3) Avoid Puddles & Pools:
Still water puddles on the roads can be highly toxic. Whether it’s an overflowing sewer, clogged drain, or rainwater puddles, be sure to keep your distance. The backsplash from when vehicles cross these puddles could accidentally get in your eye. This can lead to corneal ulcers. If it does happen, be sure to wash out your eyes with clean, filtered water as soon as possible. Also, avoid swimming during the monsoon season for similar reasons.

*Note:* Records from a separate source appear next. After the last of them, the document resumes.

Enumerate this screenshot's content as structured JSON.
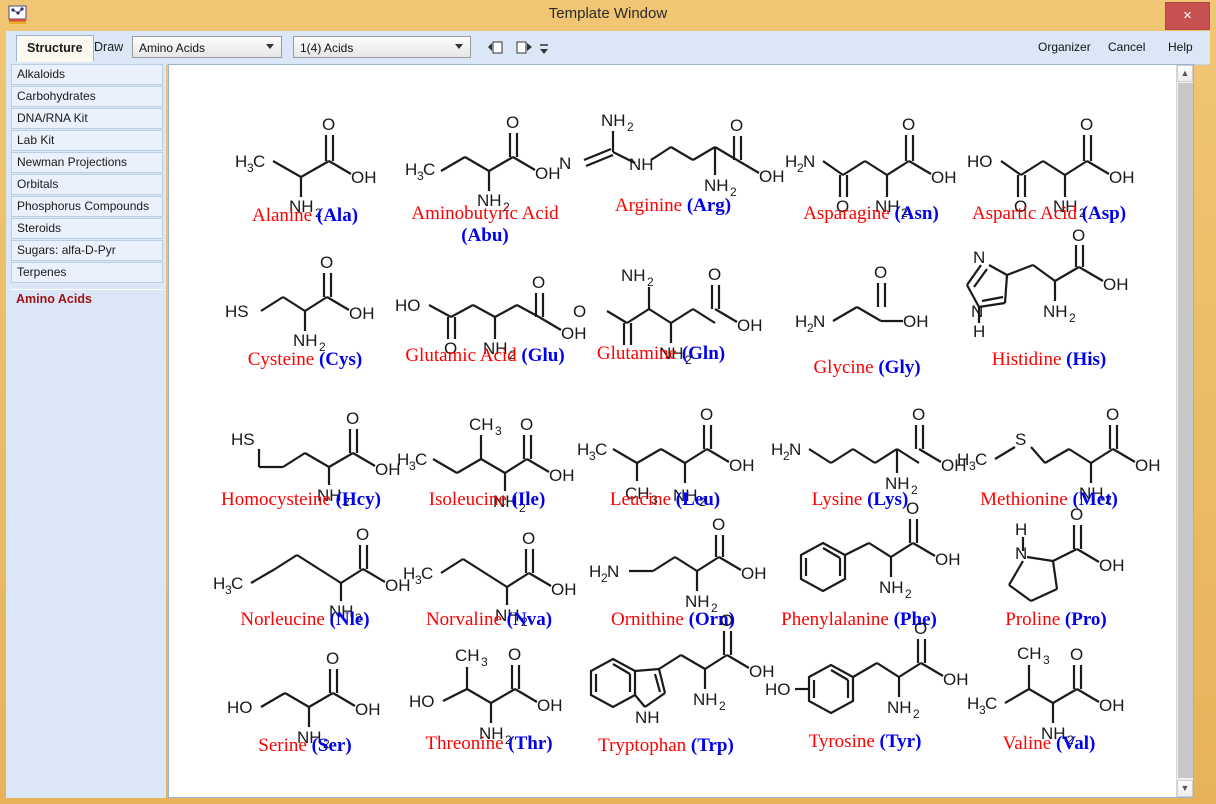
{
  "window": {
    "title": "Template Window",
    "close_label": "×",
    "icon": "app-icon"
  },
  "toolbar": {
    "tab_structure": "Structure",
    "tab_draw": "Draw",
    "template_combo": "Amino Acids",
    "page_combo": "1(4) Acids",
    "nav_prev_icon": "nav-prev-icon",
    "nav_next_icon": "nav-next-icon",
    "nav_more_icon": "nav-more-icon",
    "organizer": "Organizer",
    "cancel": "Cancel",
    "help": "Help"
  },
  "sidebar": {
    "items": [
      {
        "label": "Alkaloids",
        "selected": false
      },
      {
        "label": "Carbohydrates",
        "selected": false
      },
      {
        "label": "DNA/RNA Kit",
        "selected": false
      },
      {
        "label": "Lab Kit",
        "selected": false
      },
      {
        "label": "Newman Projections",
        "selected": false
      },
      {
        "label": "Orbitals",
        "selected": false
      },
      {
        "label": "Phosphorus Compounds",
        "selected": false
      },
      {
        "label": "Steroids",
        "selected": false
      },
      {
        "label": "Sugars: alfa-D-Pyr",
        "selected": false
      },
      {
        "label": "Terpenes",
        "selected": false
      },
      {
        "label": "Amino Acids",
        "selected": true
      }
    ]
  },
  "scrollbar": {
    "up_icon": "chevron-up-icon",
    "down_icon": "chevron-down-icon"
  },
  "colors": {
    "title_bar": "#efc473",
    "toolbar": "#dbe7f7",
    "name": "#ff0000",
    "abbrev": "#0000ee",
    "selected_item": "#a01414",
    "close_button": "#c75050"
  },
  "molecules": [
    {
      "name": "Alanine ",
      "abbr": "(Ala)"
    },
    {
      "name": "Aminobutyric Acid ",
      "abbr": "(Abu)"
    },
    {
      "name": "Arginine ",
      "abbr": "(Arg)"
    },
    {
      "name": "Asparagine ",
      "abbr": "(Asn)"
    },
    {
      "name": "Aspartic Acid ",
      "abbr": "(Asp)"
    },
    {
      "name": "Cysteine ",
      "abbr": "(Cys)"
    },
    {
      "name": "Glutamic Acid  ",
      "abbr": "(Glu)"
    },
    {
      "name": "Glutamine ",
      "abbr": "(Gln)"
    },
    {
      "name": "Glycine ",
      "abbr": "(Gly)"
    },
    {
      "name": "Histidine ",
      "abbr": "(His)"
    },
    {
      "name": "Homocysteine ",
      "abbr": "(Hcy)"
    },
    {
      "name": "Isoleucine ",
      "abbr": "(Ile)"
    },
    {
      "name": "Leucine ",
      "abbr": "(Leu)"
    },
    {
      "name": "Lysine ",
      "abbr": "(Lys)"
    },
    {
      "name": "Methionine ",
      "abbr": "(Met)"
    },
    {
      "name": "Norleucine ",
      "abbr": "(Nle)"
    },
    {
      "name": "Norvaline ",
      "abbr": "(Nva)"
    },
    {
      "name": "Ornithine ",
      "abbr": "(Orn)"
    },
    {
      "name": "Phenylalanine ",
      "abbr": "(Phe)"
    },
    {
      "name": "Proline ",
      "abbr": "(Pro)"
    },
    {
      "name": "Serine ",
      "abbr": "(Ser)"
    },
    {
      "name": "Threonine ",
      "abbr": "(Thr)"
    },
    {
      "name": "Tryptophan ",
      "abbr": "(Trp)"
    },
    {
      "name": "Tyrosine ",
      "abbr": "(Tyr)"
    },
    {
      "name": "Valine ",
      "abbr": "(Val)"
    }
  ],
  "atom_labels": {
    "ch3": "CH",
    "h3c": "H",
    "oh": "OH",
    "nh2": "NH",
    "o": "O",
    "n": "N",
    "h": "H",
    "s": "S",
    "hs": "HS",
    "ho": "HO",
    "nh": "NH",
    "hn": "HN",
    "h2n": "H"
  }
}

Contaminated rainwater falling into pools making it a breeding ground for infections.
4) Practice Good Hygiene To Prevent Eye Infections
Avoid sharing towels, handkerchiefs, spectacles, lenses, cosmetics, etc.
Make a conscious effort to blink often to prevent dry eyes.
Splash clean water in your eyes when you take off your lenses at the end of the day.
Use OTC eye drops to keep your eyes hydrated and clean.
Discard eye cosmetics and lenses you were using before you contracted an infection.
Practice eye exercises to relax them when you’re at work.
Avoid looking at computer/phone screens for a long period of time, especially just before you go to bed.
Always wash your hands before you touch you eye. Also, do not rub them when they itch. Try splashing them with clean water. Stye, an infection of the glands of the eyelids is also usually caused by frequent rubbing of eyes with unwashed or dirty hands.
PREVENTING EYE INFECTIONS AMONG DIABETICS
Keeping sugar levels in check and maintaining a healthy diet are the most important. Other than that, some basic prevention tips for diabetics include:
Wash you hands and eyes frequently.
Avoid touching your eyes unnecessarily.
Do not share personal items that come in contact with your eyes.
Always visit an ophthalmologist in case of an eye problem or infection. Do not ignore red eye.
Contact lens users who are diabetic should be extra cautious and go for a basic eye health checkup every 3-6 months.
Do not do self medicate or buy over the counter eye drops. They may contain steroids which may worsen the eye infection.